Por Pedro J. Bondaczuk
A fantasia pode ser ilimitada. Basta que tenhamos disposição e coragem para afrontar essa imensidão. Criar, criar e criar é o desafio que se impõe ao homem. Não objetos, posto que, dada sua limitação física, suas possibilidades de criação nesse campo são mínimas. Mas no plano espiritual elas são infinitas. É apenas com esse exercício criativo, permanente, constante, exaustivo, que o homem exerce, de fato, sua humanidade.
A preservação da vida física não é prerrogativa humana. É resquício do instinto de sobrevivência que todo o ser vivente possui, animal ou vegetal. Ademais, é um exercício inútil, face à realidade da morte. Devemos, sim, buscar nossa sobrevivência, mas em um outro terreno que não o da matéria. É nosso dever registrar que um dia existimos, pensamos, sentimos, tivemos medo, raiva, dor e saudade, mas fizemos dessa traumática "matéria-prima" um universo de sonhos e de fantasia.
O ensaísta Henry David Thoreau constatou que “é preciso duas pessoas para falar a verdade – uma para falar e outra para ouvir”. Ou seja, é necessário que haja testemunha daquilo que foi dito. Ainda assim, não há nenhuma certeza de que o que se disse – e o que se ouviu e se testemunhou – seja rigorosamente verdadeiro. As palavras são pobres, paupérrimas para revelar, sem dúvidas ou ambigüidades fatos, ou nossos pensamentos ou, principalmente, sentimentos.
Onde, porém, está a verdade? Como poderá ser identificada em meio a um emaranhado de versões e de especulações? Por exemplo, o enigma do atentado de Dallas, que custou a vida do presidente norte-americano John Kennedy, em 22 de novembro de 1963, será algum dia decifrado, sem que paire a mínima sombra de dúvida? Não creio. Chegaremos a conhecer quem foi o assassino (ou, se for o caso, quais foram os assassinos), com absoluta certeza? Tenho minhas dúvidas.
Muitos juram que pautam suas vidas pela verdade. Todavia, quando lhes pedem que a definam, se perdem em ambigüidades e vazios lugares-comuns. Até porque, os maiores mentirosos jamais admitem que o sejam. Pisamos, amiúde, o instável e cediço terreno das aparências. E como é do conhecimento até do mundo mineral, nem tudo o que parece de fato é.
Filósofos, teólogos e escritores afirmam, desde os primórdios da civilização, que sua meta e objetivo são a busca da “verdade”. Apontam-nos caminhos que, ao cabo de algum tempo, a realidade comprova serem equivocados e ruins.
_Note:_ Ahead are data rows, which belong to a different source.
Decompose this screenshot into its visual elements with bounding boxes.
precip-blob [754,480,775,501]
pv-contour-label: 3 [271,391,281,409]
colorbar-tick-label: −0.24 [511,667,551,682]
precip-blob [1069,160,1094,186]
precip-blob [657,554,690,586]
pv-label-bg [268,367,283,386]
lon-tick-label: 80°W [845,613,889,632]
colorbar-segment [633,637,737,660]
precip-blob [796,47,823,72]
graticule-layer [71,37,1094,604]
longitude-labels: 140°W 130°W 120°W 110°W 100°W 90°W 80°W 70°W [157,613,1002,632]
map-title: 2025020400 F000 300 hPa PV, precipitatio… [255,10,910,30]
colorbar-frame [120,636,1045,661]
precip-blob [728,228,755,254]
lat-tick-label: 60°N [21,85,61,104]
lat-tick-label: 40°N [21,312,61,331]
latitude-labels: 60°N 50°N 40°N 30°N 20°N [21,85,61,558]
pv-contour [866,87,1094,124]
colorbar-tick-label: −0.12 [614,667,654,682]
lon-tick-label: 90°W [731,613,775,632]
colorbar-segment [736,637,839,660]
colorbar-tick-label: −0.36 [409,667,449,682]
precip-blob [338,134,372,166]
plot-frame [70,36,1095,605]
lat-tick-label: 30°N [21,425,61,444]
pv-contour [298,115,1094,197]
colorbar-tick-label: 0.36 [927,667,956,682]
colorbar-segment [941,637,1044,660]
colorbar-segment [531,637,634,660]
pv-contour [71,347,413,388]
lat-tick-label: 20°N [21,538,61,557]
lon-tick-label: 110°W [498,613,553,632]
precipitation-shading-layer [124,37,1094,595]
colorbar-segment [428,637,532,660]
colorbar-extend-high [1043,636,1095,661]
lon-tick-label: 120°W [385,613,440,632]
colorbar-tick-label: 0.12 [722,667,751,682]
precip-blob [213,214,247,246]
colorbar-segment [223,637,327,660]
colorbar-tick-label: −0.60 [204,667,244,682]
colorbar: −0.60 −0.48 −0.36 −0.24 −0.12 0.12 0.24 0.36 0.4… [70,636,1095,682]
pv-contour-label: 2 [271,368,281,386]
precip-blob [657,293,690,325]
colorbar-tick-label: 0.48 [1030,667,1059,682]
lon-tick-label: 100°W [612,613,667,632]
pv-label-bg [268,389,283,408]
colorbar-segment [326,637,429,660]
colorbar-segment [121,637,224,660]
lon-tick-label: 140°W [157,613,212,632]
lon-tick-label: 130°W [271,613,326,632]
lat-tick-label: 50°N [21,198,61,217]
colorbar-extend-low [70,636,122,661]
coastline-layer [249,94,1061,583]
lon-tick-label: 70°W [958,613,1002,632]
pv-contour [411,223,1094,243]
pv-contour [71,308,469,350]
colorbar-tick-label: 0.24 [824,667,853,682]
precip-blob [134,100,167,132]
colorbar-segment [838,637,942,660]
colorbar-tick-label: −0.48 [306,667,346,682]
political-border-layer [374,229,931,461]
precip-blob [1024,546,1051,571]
Desfiam teorias e mais teorias, que são logo derrubadas e substituídas por outras, que também caem, e assim indefinidamente.
E o que é a tal “verdade”, tão apregoada, mas jamais definida sem ambigüidades e com precisão? Cada qual julga ser seu possuidor. Todavia, ninguém, de fato, chegou sequer perto dela. Da minha parte, considero que a única verdade, que merece, de fato, essa designação, é a da existência, onipotência, transcendência, imanência e eternidade de Deus (e ainda assim há insensatos que tentam desmentir essa evidência). O resto...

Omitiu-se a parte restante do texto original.